When Adele sang “Hello”, never in my wildest dream did I imagine that I’d be using my lunch break to draft the implication of a call from the perspective of the caller and the receiver.
Most of what I will consider my childhood was spent out of my home than in it (I won’t get into the details of all that right now) because of this, I have always had a long distance relationship with my parents that often revolved around a telephone.
I remember the almost never ending line to call home in boarding school which often resulted in finding alternate means to connect home. Now, it seems sad narrating this, but in hindsight, this experience influenced my perception on the interpretation of presence. To an extent, the need to value quality over quantity became a necessity in building relationships especially with friends and family.

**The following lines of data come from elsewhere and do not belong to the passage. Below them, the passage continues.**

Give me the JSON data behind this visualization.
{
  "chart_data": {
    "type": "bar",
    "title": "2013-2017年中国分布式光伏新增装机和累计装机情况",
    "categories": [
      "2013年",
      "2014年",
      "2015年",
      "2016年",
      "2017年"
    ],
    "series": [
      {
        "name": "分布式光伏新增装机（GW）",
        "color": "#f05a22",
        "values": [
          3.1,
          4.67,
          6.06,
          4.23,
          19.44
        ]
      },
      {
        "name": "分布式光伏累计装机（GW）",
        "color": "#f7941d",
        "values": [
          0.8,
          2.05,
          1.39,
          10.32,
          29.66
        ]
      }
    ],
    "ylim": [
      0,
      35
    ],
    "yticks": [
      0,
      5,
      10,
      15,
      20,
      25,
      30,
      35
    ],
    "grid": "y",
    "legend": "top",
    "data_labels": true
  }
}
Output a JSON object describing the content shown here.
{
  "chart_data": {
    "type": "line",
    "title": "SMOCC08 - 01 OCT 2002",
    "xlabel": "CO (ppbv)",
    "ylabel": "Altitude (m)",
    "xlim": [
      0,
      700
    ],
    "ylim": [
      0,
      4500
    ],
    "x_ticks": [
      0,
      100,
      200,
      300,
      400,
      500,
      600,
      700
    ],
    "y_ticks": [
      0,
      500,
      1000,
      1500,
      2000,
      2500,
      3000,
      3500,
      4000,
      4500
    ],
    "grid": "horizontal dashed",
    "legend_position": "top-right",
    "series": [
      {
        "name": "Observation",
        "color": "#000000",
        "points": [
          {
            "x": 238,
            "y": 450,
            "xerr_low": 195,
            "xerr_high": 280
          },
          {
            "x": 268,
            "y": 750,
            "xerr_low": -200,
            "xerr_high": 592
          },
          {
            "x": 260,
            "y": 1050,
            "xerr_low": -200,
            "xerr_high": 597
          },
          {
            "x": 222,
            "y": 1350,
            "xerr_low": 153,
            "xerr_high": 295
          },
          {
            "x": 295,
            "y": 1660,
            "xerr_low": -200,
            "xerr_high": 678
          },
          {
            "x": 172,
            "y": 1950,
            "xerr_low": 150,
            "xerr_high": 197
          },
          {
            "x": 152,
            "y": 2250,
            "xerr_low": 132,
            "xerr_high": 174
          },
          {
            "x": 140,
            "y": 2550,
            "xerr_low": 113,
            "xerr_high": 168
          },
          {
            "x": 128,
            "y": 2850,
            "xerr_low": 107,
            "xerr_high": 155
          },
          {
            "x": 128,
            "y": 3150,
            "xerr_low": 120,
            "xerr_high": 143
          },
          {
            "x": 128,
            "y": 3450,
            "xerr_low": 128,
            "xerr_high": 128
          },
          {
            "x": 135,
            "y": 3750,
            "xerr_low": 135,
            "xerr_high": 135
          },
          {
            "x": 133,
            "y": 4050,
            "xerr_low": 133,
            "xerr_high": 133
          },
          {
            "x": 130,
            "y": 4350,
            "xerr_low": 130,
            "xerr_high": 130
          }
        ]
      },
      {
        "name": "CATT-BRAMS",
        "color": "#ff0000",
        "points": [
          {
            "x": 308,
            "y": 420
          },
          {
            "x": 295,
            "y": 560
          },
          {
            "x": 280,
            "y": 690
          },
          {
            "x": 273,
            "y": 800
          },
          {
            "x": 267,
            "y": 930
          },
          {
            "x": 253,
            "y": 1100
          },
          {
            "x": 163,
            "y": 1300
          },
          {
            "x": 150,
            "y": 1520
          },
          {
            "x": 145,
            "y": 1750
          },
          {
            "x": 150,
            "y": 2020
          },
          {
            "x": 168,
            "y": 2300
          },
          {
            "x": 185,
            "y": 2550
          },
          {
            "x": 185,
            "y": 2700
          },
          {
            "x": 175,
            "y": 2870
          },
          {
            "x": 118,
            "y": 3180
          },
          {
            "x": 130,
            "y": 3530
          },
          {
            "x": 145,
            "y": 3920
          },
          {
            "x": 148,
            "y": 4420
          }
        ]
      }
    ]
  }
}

Now, when people ask if I miss home I often wonder how to answer that home is always with me. Home for me has never been a place but a presence. Despite being miles and miles from my family, there is contentment with the security and love their support offers even across oceans. It is beautiful really.
What prompted me to write this piece though was the rumination I had about how much my life’s journey has been documented by the receiver on the other end of the phone. You can expand this context beyond a routine conversation to catch up with loved ones to even business or professional opportunities that opened up based on an agreeable receiver.
In this context though, I am thinking about days when I have called my dad to share good news. How he was on the other end of the phone when I got the visa appointment I had been waiting over a year for. Moments when I broke down crying out in frustration about how I felt like a failure because my plans weren’t working out. His jubilation when he heard about my finally getting a job 😂. Oh yeah, that was something.
Pondering on these events pervades me with mixed feelings about the solid assurance of supportive response I can expect each time I call and the phobia of possible silence someday. The calls that also narrate an end…
It makes me curious about the hellos that changed everything. The “hi” that turned into a love story. The many whispers of love we share even in raised decibels with our friends and loved ones. The connection of love I have taken via a text, a phone call, and social media.
The written secrets, the gossip, the emotional outbursts…. We all have friends we wouldn’t want our chat with to leak to the public (as I type this, I have some friends in mind😂😂😂). Memories upon memories made with words, sounds, and silence.
It makes me wonder how the tides turn too. How my friends pick up the phone wanting to share the good news with me, or how my brother shares numerous pictures with me daily… How my dad rings me to update me on gist or my mom calls to tell me about her day. All these glimmers of affection. The snippets of love captured on the other side.
It makes me thankful for the little things. The inventors of the telephone, the internet, social media, and technology. Dreamers who help bend reality into new reality. It makes me thankful for friends and family who give this medium meaning.
More than these, the need to savour the time without hurrying off, the expectancy of a response as long as it lasts, to care for and be cared for, to simply accept that everything fades to nothingness.